Same with programming. I want to be able to code native iOS and Android applications. I still have room to be much better at both. So I need to practice building apps if that’s what I want.
I want to be able to go places and do things in the future, potentially on short notice, and that sometimes requires money. In order to have that freedom later, I need to plan now. I’m not waiting on some disciplinarian to slap my wrist or reward me—I’m relying on my own choices to create the reality that I want.
As children, we don’t get to live this deliberately. Now, we get to decide what we want and make choices accordingly.
The hard thing about this, I’ve realized, is that even the ‘right’ choices have consequences.

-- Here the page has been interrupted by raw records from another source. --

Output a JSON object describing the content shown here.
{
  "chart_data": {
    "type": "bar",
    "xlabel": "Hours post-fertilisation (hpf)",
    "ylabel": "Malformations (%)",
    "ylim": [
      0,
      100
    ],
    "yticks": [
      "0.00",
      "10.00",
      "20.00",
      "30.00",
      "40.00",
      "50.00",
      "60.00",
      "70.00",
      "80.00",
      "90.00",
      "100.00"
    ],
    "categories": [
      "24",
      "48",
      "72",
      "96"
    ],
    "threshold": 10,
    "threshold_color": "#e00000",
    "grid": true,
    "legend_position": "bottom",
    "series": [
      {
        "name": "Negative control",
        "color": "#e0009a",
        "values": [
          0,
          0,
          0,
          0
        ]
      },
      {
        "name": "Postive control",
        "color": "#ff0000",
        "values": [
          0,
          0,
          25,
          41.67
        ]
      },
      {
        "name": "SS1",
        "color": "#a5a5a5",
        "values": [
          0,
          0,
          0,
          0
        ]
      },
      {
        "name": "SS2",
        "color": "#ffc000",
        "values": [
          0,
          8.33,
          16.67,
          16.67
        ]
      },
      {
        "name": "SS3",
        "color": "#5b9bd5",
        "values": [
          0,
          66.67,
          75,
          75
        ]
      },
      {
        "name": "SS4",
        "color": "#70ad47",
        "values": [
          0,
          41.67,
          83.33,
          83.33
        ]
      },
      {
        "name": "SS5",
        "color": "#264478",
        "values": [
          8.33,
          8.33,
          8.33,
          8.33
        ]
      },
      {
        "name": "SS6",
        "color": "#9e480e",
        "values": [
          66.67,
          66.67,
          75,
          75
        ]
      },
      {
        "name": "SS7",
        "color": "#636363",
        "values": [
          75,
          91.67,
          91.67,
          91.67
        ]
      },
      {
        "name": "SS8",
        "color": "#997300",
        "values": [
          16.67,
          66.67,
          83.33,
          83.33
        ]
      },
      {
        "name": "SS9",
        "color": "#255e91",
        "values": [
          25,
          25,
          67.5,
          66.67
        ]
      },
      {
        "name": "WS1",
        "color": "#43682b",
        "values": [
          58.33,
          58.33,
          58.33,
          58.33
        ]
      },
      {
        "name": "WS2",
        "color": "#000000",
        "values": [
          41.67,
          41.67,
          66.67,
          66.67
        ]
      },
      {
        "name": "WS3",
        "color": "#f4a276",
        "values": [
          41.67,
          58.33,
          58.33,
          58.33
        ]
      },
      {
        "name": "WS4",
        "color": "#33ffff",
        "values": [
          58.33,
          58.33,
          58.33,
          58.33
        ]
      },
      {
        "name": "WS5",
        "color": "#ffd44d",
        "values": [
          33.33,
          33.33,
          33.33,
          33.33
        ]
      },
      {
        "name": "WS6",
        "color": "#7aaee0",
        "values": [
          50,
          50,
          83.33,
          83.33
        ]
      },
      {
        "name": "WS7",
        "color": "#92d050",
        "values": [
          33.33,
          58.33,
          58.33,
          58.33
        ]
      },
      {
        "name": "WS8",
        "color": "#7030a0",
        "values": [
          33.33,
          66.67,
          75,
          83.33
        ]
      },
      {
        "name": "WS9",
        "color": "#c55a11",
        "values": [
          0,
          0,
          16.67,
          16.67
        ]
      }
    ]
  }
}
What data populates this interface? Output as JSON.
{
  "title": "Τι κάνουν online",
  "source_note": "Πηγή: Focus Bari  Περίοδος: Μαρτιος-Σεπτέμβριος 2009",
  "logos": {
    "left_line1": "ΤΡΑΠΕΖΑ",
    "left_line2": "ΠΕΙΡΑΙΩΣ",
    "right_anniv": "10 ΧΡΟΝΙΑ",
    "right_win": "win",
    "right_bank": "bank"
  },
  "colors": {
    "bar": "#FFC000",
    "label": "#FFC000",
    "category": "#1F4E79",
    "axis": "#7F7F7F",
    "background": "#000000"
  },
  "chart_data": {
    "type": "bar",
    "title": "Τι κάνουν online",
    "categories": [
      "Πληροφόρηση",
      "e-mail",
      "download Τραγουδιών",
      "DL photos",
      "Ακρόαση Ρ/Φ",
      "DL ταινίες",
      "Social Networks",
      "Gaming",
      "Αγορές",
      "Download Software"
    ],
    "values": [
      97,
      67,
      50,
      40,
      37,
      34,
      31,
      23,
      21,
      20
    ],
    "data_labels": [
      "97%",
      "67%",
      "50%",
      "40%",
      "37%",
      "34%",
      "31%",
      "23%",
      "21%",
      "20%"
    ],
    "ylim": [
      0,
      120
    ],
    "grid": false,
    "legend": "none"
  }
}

Here’s an example everyone can relate to: uncomfortable conversations. We want to confront someone about something they’re doing that we think is wrong. We want to apologize to someone after we do something wrong. We want to come out to our parents as gay, or trans, or the opposite political party of them, or a fan of their least favorite in the whole wide world football team. These conversations can be extremely difficult, but having them is a necessary part of getting what we want.

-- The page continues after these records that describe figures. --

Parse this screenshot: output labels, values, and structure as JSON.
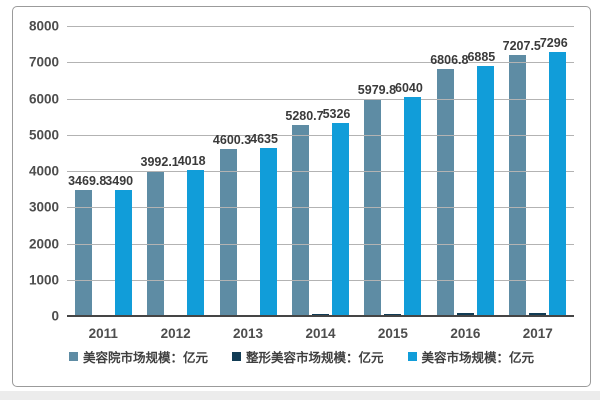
{
  "frame": {
    "border_color": "#9b9b9b",
    "background": "#ffffff",
    "bottom_strip_color": "#ececec"
  },
  "chart_data": {
    "type": "bar",
    "title": "",
    "xlabel": "",
    "ylabel": "",
    "categories": [
      "2011",
      "2012",
      "2013",
      "2014",
      "2015",
      "2016",
      "2017"
    ],
    "series": [
      {
        "key": "beauty-salon-market",
        "name": "美容院市场规模：亿元",
        "color": "#5e8ca4",
        "values": [
          3469.8,
          3992.1,
          4600.3,
          5280.7,
          5979.8,
          6806.8,
          7207.5
        ],
        "data_labels": [
          "3469.8",
          "3992.1",
          "4600.3",
          "5280.7",
          "5979.8",
          "6806.8",
          "7207.5"
        ],
        "labels_visible": true,
        "estimated": false
      },
      {
        "key": "plastic-surgery-market",
        "name": "整形美容市场规模：亿元",
        "color": "#123c55",
        "values": [
          20.2,
          25.9,
          34.7,
          45.3,
          60.2,
          78.2,
          88.5
        ],
        "data_labels": [],
        "labels_visible": false,
        "estimated": true
      },
      {
        "key": "beauty-market",
        "name": "美容市场规模：亿元",
        "color": "#119dd9",
        "values": [
          3490,
          4018,
          4635,
          5326,
          6040,
          6885,
          7296
        ],
        "data_labels": [
          "3490",
          "4018",
          "4635",
          "5326",
          "6040",
          "6885",
          "7296"
        ],
        "labels_visible": true,
        "estimated": false
      }
    ],
    "ylim": [
      0,
      8000
    ],
    "yticks": [
      0,
      1000,
      2000,
      3000,
      4000,
      5000,
      6000,
      7000,
      8000
    ],
    "grid": "horizontal",
    "gridline_color": "#b3b3b3",
    "axis_line_color": "#454545",
    "tick_label_color": "#4d4d4d",
    "data_label_color": "#3a3a3a",
    "legend_position": "bottom"
  }
}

How many adults do you suppose you have met whose houses were spic and span, but who had been avoiding an uncomfortable conversation for years?

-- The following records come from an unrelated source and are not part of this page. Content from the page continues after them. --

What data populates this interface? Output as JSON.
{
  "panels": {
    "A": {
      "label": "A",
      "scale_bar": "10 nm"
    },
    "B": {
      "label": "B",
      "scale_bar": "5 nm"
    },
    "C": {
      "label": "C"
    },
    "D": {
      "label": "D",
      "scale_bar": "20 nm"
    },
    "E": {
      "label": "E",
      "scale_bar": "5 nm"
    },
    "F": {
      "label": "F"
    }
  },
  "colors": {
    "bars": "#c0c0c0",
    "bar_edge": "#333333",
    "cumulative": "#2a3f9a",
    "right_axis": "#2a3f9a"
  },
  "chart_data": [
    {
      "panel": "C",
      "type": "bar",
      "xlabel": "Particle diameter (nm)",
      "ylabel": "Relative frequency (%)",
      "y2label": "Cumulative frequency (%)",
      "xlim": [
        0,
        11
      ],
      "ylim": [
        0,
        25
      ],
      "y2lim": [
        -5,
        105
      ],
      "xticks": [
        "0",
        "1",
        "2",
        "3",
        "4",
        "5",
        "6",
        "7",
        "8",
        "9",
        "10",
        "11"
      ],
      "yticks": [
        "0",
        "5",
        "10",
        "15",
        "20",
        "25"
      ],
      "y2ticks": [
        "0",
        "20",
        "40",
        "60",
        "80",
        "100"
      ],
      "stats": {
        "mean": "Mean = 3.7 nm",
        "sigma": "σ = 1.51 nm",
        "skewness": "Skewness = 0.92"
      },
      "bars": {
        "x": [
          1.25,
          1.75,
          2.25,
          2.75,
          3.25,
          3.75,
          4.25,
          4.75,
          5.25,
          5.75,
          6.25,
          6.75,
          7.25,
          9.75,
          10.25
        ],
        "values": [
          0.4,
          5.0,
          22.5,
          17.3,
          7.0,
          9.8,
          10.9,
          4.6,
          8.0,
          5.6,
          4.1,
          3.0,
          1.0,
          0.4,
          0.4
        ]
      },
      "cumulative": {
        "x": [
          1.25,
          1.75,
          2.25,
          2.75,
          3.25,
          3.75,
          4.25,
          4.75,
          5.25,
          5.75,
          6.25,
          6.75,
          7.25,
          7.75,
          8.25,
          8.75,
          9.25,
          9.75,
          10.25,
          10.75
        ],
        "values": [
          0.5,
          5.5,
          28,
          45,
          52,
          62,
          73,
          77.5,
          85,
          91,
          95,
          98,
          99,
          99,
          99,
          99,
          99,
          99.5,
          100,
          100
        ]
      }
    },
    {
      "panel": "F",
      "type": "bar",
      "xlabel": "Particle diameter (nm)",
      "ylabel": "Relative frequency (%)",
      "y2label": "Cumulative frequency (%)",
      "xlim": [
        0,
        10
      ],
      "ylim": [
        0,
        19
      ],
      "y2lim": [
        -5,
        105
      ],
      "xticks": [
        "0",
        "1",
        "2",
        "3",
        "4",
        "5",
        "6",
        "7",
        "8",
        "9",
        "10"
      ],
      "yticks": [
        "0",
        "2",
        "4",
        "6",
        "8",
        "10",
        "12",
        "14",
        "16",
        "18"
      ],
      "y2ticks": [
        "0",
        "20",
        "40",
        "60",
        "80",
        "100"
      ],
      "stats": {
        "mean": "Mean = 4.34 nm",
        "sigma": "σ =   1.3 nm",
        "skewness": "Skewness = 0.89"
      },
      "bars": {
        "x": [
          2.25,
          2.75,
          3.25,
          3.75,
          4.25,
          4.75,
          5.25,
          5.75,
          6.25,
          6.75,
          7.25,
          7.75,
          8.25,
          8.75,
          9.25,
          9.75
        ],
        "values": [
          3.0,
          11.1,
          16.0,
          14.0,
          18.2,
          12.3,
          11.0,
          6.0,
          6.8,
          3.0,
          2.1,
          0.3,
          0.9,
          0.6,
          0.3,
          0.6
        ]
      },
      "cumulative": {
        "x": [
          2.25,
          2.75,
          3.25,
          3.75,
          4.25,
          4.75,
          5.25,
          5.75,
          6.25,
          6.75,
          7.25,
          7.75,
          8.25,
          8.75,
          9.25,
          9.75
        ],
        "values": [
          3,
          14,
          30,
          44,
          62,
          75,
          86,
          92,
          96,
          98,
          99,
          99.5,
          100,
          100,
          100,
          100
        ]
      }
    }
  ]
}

When I think of ‘adulting’ now, I think of two things. But it’s not housekeeping or appearances. Lately, it has been this:
1. I don’t ‘have to’ do anything; I can do things deliberately to create the outcomes that I want.
2. I have to deal with the consequences of the things that I want to do, and do them anyway.
I probably suck at those two things just as much as I suck at housekeeping or appearances.
But I think getting good at those two things has a lot more potential to get us where we want to go than housekeeping or appearances ever did.
And there has been an interesting side effect to this view of ‘adulting’…
I definitely judge people much less than I used to.
I don’t bother judging other peoples’ workouts anymore, for example—why don’t they do anything besides one and two rep sets? I don’t care. It’s their choice if that’s what they want to do. We can coexist and have different workouts. I won’t throw shade until they do something that affects me personally (like not racking their weights—you people still are not safe from the shade).
Or whether, how, and with whom people have decided to have those uncomfortable conversations. Maybe I personally think they should just do it already, but maybe I don’t understand all of the consequences.
We’re all just trying to deal with reality the best way we know how. Maybe we learn better ways over time, but it does take time.
So, actually, so what if my dining room is empty? So what if my landlord got stuck in a roomful of my lacy laundry?
There’s other things to shoot for,
like pull-ups and apps and vacations,
and sticking up for people,
and saying I’m sorry,
and being honest about who I am.
I’m sure the failures in adulthood will continue. But this time they feel much more purposeful.